Он достал из кармана шаровар несколько золотых и положил ей на блюдо.
– Ну что, как живешь? – сказал Кутузов, направляясь к отведенной для него комнате. Попадья, улыбаясь ямочками на румяном лице, прошла за ним в горницу. Адъютант вышел к князю Андрею на крыльцо и приглашал его завтракать; через полчаса князя Андрея позвали опять к Кутузову. Кутузов лежал на кресле в том же расстегнутом сюртуке. Он держал в руке французскую книгу и при входе князя Андрея, заложив ее ножом, свернул. Это был «Les chevaliers du Cygne», сочинение madame de Genlis [«Рыцари Лебедя», мадам де Жанлис], как увидал князь Андрей по обертке.
– Ну садись, садись тут, поговорим, – сказал Кутузов. – Грустно, очень грустно.
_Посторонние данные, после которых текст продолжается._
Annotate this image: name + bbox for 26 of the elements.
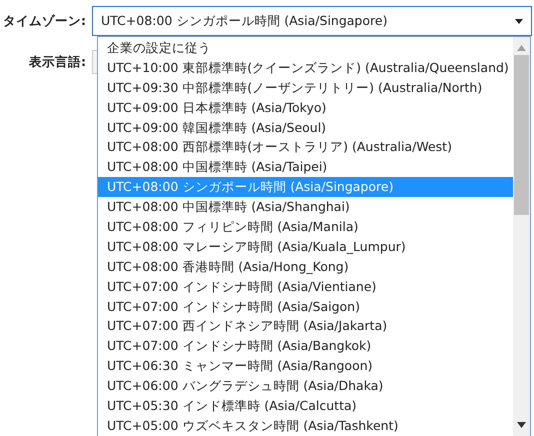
scroll-down-icon[interactable] [517,422,526,428]
dropdown-option[interactable]: UTC+06:30 ミャンマー時間 (Asia/Rangoon) [98,356,513,376]
dropdown-option[interactable]: UTC+07:00 インドシナ時間 (Asia/Saigon) [98,296,513,316]
scroll-up-icon[interactable] [517,45,526,51]
dropdown-option[interactable]: UTC+08:00 西部標準時(オーストラリア) (Australia/West) [98,137,513,158]
dropdown-option[interactable]: UTC+08:00 フィリピン時間 (Asia/Manila) [98,217,513,237]
dropdown-option[interactable]: UTC+09:00 韓国標準時 (Asia/Seoul) [98,118,513,138]
caret-icon [515,18,523,24]
dropdown-option[interactable]: UTC+07:00 インドシナ時間 (Asia/Bangkok) [98,336,513,356]
dropdown-option[interactable]: UTC+06:00 バングラデシュ時間 (Asia/Dhaka) [98,376,513,396]
dropdown-option[interactable]: UTC+08:00 中国標準時 (Asia/Shanghai) [98,197,513,218]
dropdown-option[interactable]: UTC+10:00 東部標準時(クイーンズランド) (Australia/Queensland) [98,58,513,78]
dropdown-option[interactable]: UTC+09:00 日本標準時 (Asia/Tokyo) [98,98,513,118]
dropdown-option[interactable]: UTC+07:00 西インドネシア時間 (Asia/Jakarta) [98,316,513,336]
field-label: 表示言語: [28,54,87,70]
dropdown-option[interactable]: UTC+07:00 インドシナ時間 (Asia/Vientiane) [98,276,513,297]
dropdown-option[interactable]: UTC+05:30 インド標準時 (Asia/Calcutta) [98,396,513,416]
dropdown-option[interactable]: UTC+08:00 香港時間 (Asia/Hong_Kong) [98,256,513,277]
dropdown-option[interactable]: UTC+08:00 中国標準時 (Asia/Taipei) [98,157,513,178]
dropdown-option[interactable]: 企業の設定に従う [98,38,513,58]
dropdown-option[interactable]: UTC+08:00 マレーシア時間 (Asia/Kuala_Lumpur) [98,236,513,257]
scrollbar-thumb[interactable] [514,55,529,215]
dropdown-option[interactable]: UTC+09:30 中部標準時(ノーザンテリトリー) (Australia/North) [98,78,513,98]
field-label: タイムゾーン: [2,12,87,30]
dropdown-option[interactable]: UTC+05:00 ウズベキスタン時間 (Asia/Tashkent) [98,416,513,436]
timezone-dropdown[interactable]: UTC+08:00 シンガポール時間 (Asia/Singapore) [92,6,532,36]
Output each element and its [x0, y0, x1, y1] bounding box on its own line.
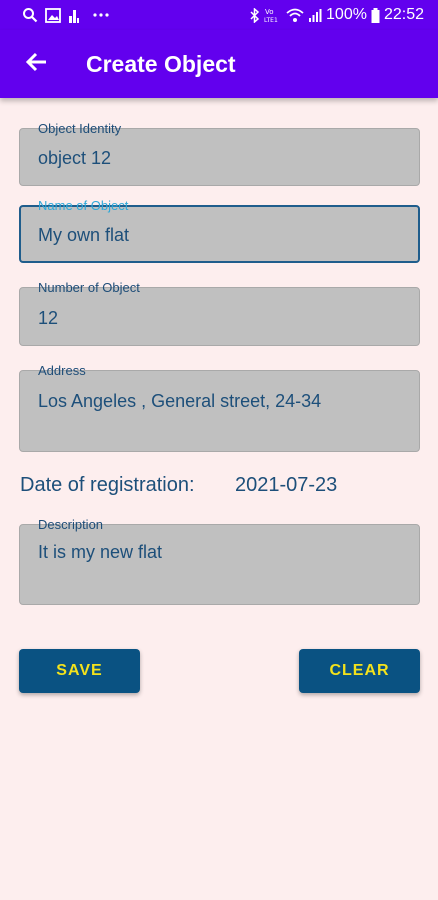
- object-identity-value: object 12: [38, 148, 112, 168]
- app-bar: Create Object: [0, 30, 438, 98]
- svg-text:LTE1: LTE1: [264, 17, 278, 23]
- number-of-object-value: 12: [38, 308, 59, 328]
- address-label: Address: [38, 363, 86, 378]
- description-value: It is my new flat: [38, 542, 163, 562]
- volte-icon: Vo LTE1: [264, 7, 282, 23]
- name-of-object-field[interactable]: Name of Object My own flat: [19, 198, 420, 263]
- svg-text:Vo: Vo: [265, 8, 274, 16]
- clear-button[interactable]: CLEAR: [299, 649, 420, 693]
- arrow-left-icon: [25, 52, 47, 77]
- back-button[interactable]: [16, 44, 56, 84]
- number-of-object-label: Number of Object: [38, 280, 140, 295]
- save-button[interactable]: SAVE: [19, 649, 140, 693]
- name-of-object-label: Name of Object: [38, 198, 129, 213]
- status-bar: Vo LTE1 100% 22:52: [0, 0, 438, 30]
- object-identity-label: Object Identity: [38, 121, 122, 136]
- address-field[interactable]: Address Los Angeles , General street, 24…: [19, 363, 420, 452]
- bluetooth-icon: [250, 7, 260, 23]
- battery-icon: [371, 7, 380, 23]
- status-right: Vo LTE1 100% 22:52: [250, 6, 424, 24]
- chart-icon: [68, 8, 80, 23]
- search-icon: [22, 7, 38, 23]
- date-of-registration-value[interactable]: 2021-07-23: [235, 474, 337, 497]
- clock: 22:52: [383, 6, 424, 23]
- more-icon: [93, 13, 109, 17]
- number-of-object-field[interactable]: Number of Object 12: [19, 280, 420, 346]
- name-of-object-value: My own flat: [38, 225, 130, 245]
- signal-icon: [308, 8, 322, 22]
- image-icon: [45, 7, 61, 23]
- date-of-registration-label: Date of registration:: [20, 474, 195, 496]
- address-value: Los Angeles , General street, 24-34: [38, 391, 322, 411]
- description-field[interactable]: Description It is my new flat: [19, 517, 420, 605]
- description-label: Description: [38, 517, 104, 532]
- object-identity-field[interactable]: Object Identity object 12: [19, 121, 420, 186]
- page-title: Create Object: [86, 50, 236, 77]
- wifi-icon: [286, 8, 304, 23]
- status-left: [22, 7, 109, 23]
- battery-percent: 100%: [326, 6, 367, 23]
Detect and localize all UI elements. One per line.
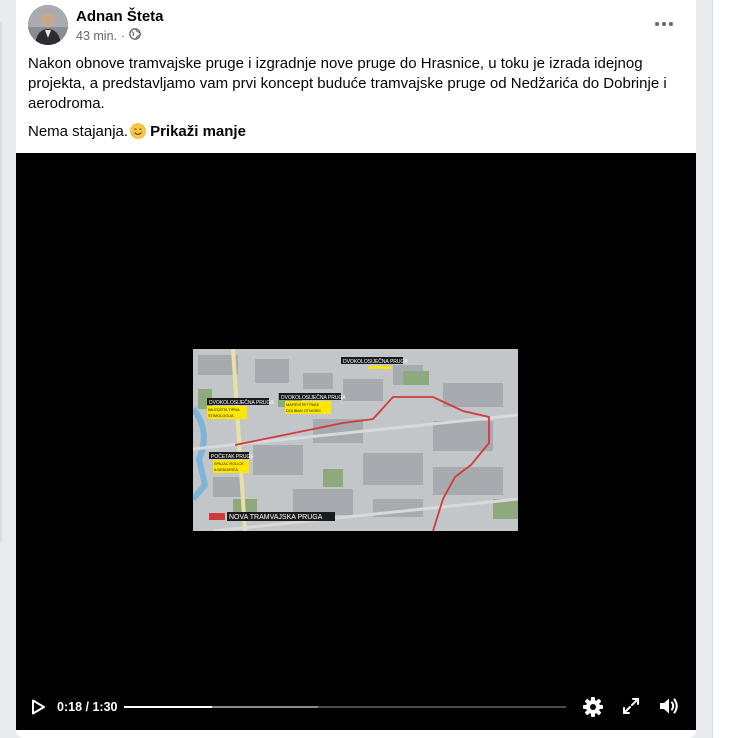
map-label-start: POČETAK PRUGE: [211, 453, 254, 460]
video-frame-map: DVOKOLOSIJEČNA PRUGA DVOKOLOSIJEČNA PRUG…: [193, 349, 518, 531]
avatar[interactable]: [28, 5, 68, 45]
author-name[interactable]: Adnan Šteta: [76, 8, 164, 25]
map-label-top: DVOKOLOSIJEČNA PRUGA: [343, 358, 408, 365]
video-current-time: 0:18: [57, 700, 83, 714]
map-label-mid-sub2: DOLIBAN OTNOSIS: [286, 409, 321, 413]
map-label-left-sub2: STIMOLOGIJA: [208, 414, 234, 418]
map-label-left: DVOKOLOSIJEČNA PRUGA: [209, 399, 274, 406]
post-text: Nakon obnove tramvajske pruge i izgradnj…: [28, 54, 678, 142]
post-body-2: Nema stajanja. Prikaži manje: [28, 122, 678, 142]
map-label-start-sub1: SPAJAC ROLICE: [214, 462, 244, 466]
video-time-separator: /: [82, 700, 93, 714]
post-time[interactable]: 43 min.: [76, 29, 117, 43]
more-dots-icon[interactable]: [652, 12, 676, 36]
adjacent-card: [712, 0, 742, 738]
post-body-2-text: Nema stajanja.: [28, 123, 129, 140]
feed-post: Adnan Šteta 43 min. · Nakon obnove tramv…: [16, 0, 696, 738]
post-meta: 43 min. ·: [76, 28, 142, 43]
video-controls: 0:18 / 1:30: [16, 691, 696, 723]
volume-icon[interactable]: [658, 696, 680, 721]
post-body: Nakon obnove tramvajske pruge i izgradnj…: [28, 55, 667, 112]
meta-separator: ·: [121, 28, 126, 43]
settings-gear-icon[interactable]: [582, 696, 604, 723]
video-player[interactable]: DVOKOLOSIJEČNA PRUGA DVOKOLOSIJEČNA PRUG…: [16, 153, 696, 730]
see-less-link[interactable]: Prikaži manje: [150, 123, 246, 140]
play-icon[interactable]: [28, 697, 48, 722]
map-label-start-sub2: A NEDIARIĆA: [214, 467, 239, 472]
fullscreen-icon[interactable]: [621, 696, 641, 721]
page-left-divider: [0, 22, 2, 542]
map-label-mid: DVOKOLOSIJEČNA PRUGA: [281, 394, 346, 401]
video-played: [124, 706, 213, 708]
map-label-mid-sub1: MAFIEVITET PAKE: [286, 403, 320, 407]
video-time: 0:18 / 1:30: [57, 700, 117, 714]
smiling-face-emoji: [130, 123, 146, 139]
video-progress-bar[interactable]: [124, 706, 566, 708]
video-duration: 1:30: [92, 700, 118, 714]
map-label-left-sub1: IMLEDŽITA TIPNA: [208, 407, 240, 412]
globe-icon[interactable]: [129, 28, 142, 43]
map-legend-label: NOVA TRAMVAJSKA PRUGA: [229, 514, 323, 521]
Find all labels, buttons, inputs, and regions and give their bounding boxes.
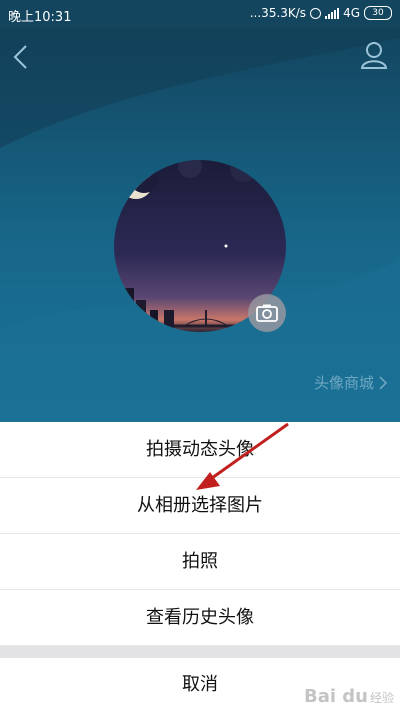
avatar-mall-label: 头像商城 <box>313 374 374 392</box>
signal-icon <box>325 7 340 19</box>
alarm-icon <box>310 7 322 19</box>
network-type: 4G <box>343 6 360 20</box>
profile-button[interactable] <box>360 40 388 70</box>
choose-from-album-option[interactable]: 从相册选择图片 <box>0 478 400 534</box>
user-icon <box>360 42 388 69</box>
network-speed: ...35.3K/s <box>249 6 307 20</box>
take-dynamic-avatar-option[interactable]: 拍摄动态头像 <box>0 422 400 478</box>
chevron-right-icon <box>379 375 388 390</box>
status-bar: 晚上10:31 ...35.3K/s 4G 30 <box>0 0 400 28</box>
change-avatar-camera-button[interactable] <box>248 294 286 332</box>
battery-icon: 30 <box>364 6 392 20</box>
view-history-avatars-option[interactable]: 查看历史头像 <box>0 590 400 645</box>
sheet-divider <box>0 646 400 658</box>
watermark-sub: 经验 <box>369 691 394 705</box>
status-time: 晚上10:31 <box>8 10 72 25</box>
avatar-mall-link[interactable]: 头像商城 <box>314 372 388 393</box>
camera-icon <box>256 304 278 322</box>
chevron-left-icon <box>13 45 27 69</box>
take-photo-option[interactable]: 拍照 <box>0 534 400 590</box>
action-sheet: 拍摄动态头像 从相册选择图片 拍照 查看历史头像 <box>0 422 400 645</box>
status-indicators: ...35.3K/s 4G 30 <box>250 6 392 20</box>
back-button[interactable] <box>10 42 34 72</box>
watermark-brand: Bai du <box>303 686 368 707</box>
watermark-logo: Bai du 经验 <box>304 686 394 707</box>
avatar-header: 头像商城 <box>0 28 400 422</box>
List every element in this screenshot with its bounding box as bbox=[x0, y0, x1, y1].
Но помни, дружок, что я тебе отец, другой отец… – Князь Андрей рассказал Кутузову все, что он знал о кончине своего отца, и о том, что он видел в Лысых Горах, проезжая через них.
– До чего… до чего довели! – проговорил вдруг Кутузов взволнованным голосом, очевидно, ясно представив себе, из рассказа князя Андрея, положение, в котором находилась Россия. – Дай срок, дай срок, – прибавил он с злобным выражением лица и, очевидно, не желая продолжать этого волновавшего его разговора, сказал: – Я тебя вызвал, чтоб оставить при себе.
– Благодарю вашу светлость, – отвечал князь Андрей, – но я боюсь, что не гожусь больше для штабов, – сказал он с улыбкой, которую Кутузов заметил. Кутузов вопросительно посмотрел на него. – А главное, – прибавил князь Андрей, – я привык к полку, полюбил офицеров, и люди меня, кажется, полюбили. Мне бы жалко было оставить полк. Ежели я отказываюсь от чести быть при вас, то поверьте…
Умное, доброе и вместе с тем тонко насмешливое выражение светилось на пухлом лице Кутузова. Он перебил Болконского:
– Жалею, ты бы мне нужен был; но ты прав, ты прав. Нам не сюда люди нужны. Советчиков всегда много, а людей нет. Не такие бы полки были, если бы все советчики служили там в полках, как ты. Я тебя с Аустерлица помню… Помню, помню, с знаменем помню, – сказал Кутузов, и радостная краска бросилась в лицо князя Андрея при этом воспоминании. Кутузов притянул его за руку, подставляя ему щеку, и опять князь Андрей на глазах старика увидал слезы. Хотя князь Андрей и знал, что Кутузов был слаб на слезы и что он теперь особенно ласкает его и жалеет вследствие желания выказать сочувствие к его потере, но князю Андрею и радостно и лестно было это воспоминание об Аустерлице.
– Иди с богом своей дорогой. Я знаю, твоя дорога – это дорога чести. – Он помолчал. – Я жалел о тебе в Букареште: мне послать надо было. – И, переменив разговор, Кутузов начал говорить о турецкой войне и заключенном мире. – Да, немало упрекали меня, – сказал Кутузов, – и за войну и за мир… а все пришло вовремя. Tout vient a point a celui qui sait attendre. [Все приходит вовремя для того, кто умеет ждать.] A и там советчиков не меньше было, чем здесь… – продолжал он, возвращаясь к советчикам, которые, видимо, занимали его. – Ох, советчики, советчики! – сказал он. Если бы всех слушать, мы бы там, в Турции, и мира не заключили, да и войны бы не кончили. Всё поскорее, а скорое на долгое выходит. Если бы Каменский не умер, он бы пропал. Он с тридцатью тысячами штурмовал крепости. Взять крепость не трудно, трудно кампанию выиграть. А для этого не нужно штурмовать и атаковать, а нужно терпение и время. Каменский на Рущук солдат послал, а я их одних (терпение и время) посылал и взял больше крепостей, чем Каменский, и лошадиное мясо турок есть заставил. – Он покачал головой. – И французы тоже будут! Верь моему слову, – воодушевляясь, проговорил Кутузов, ударяя себя в грудь, – будут у меня лошадиное мясо есть! – И опять глаза его залоснились слезами.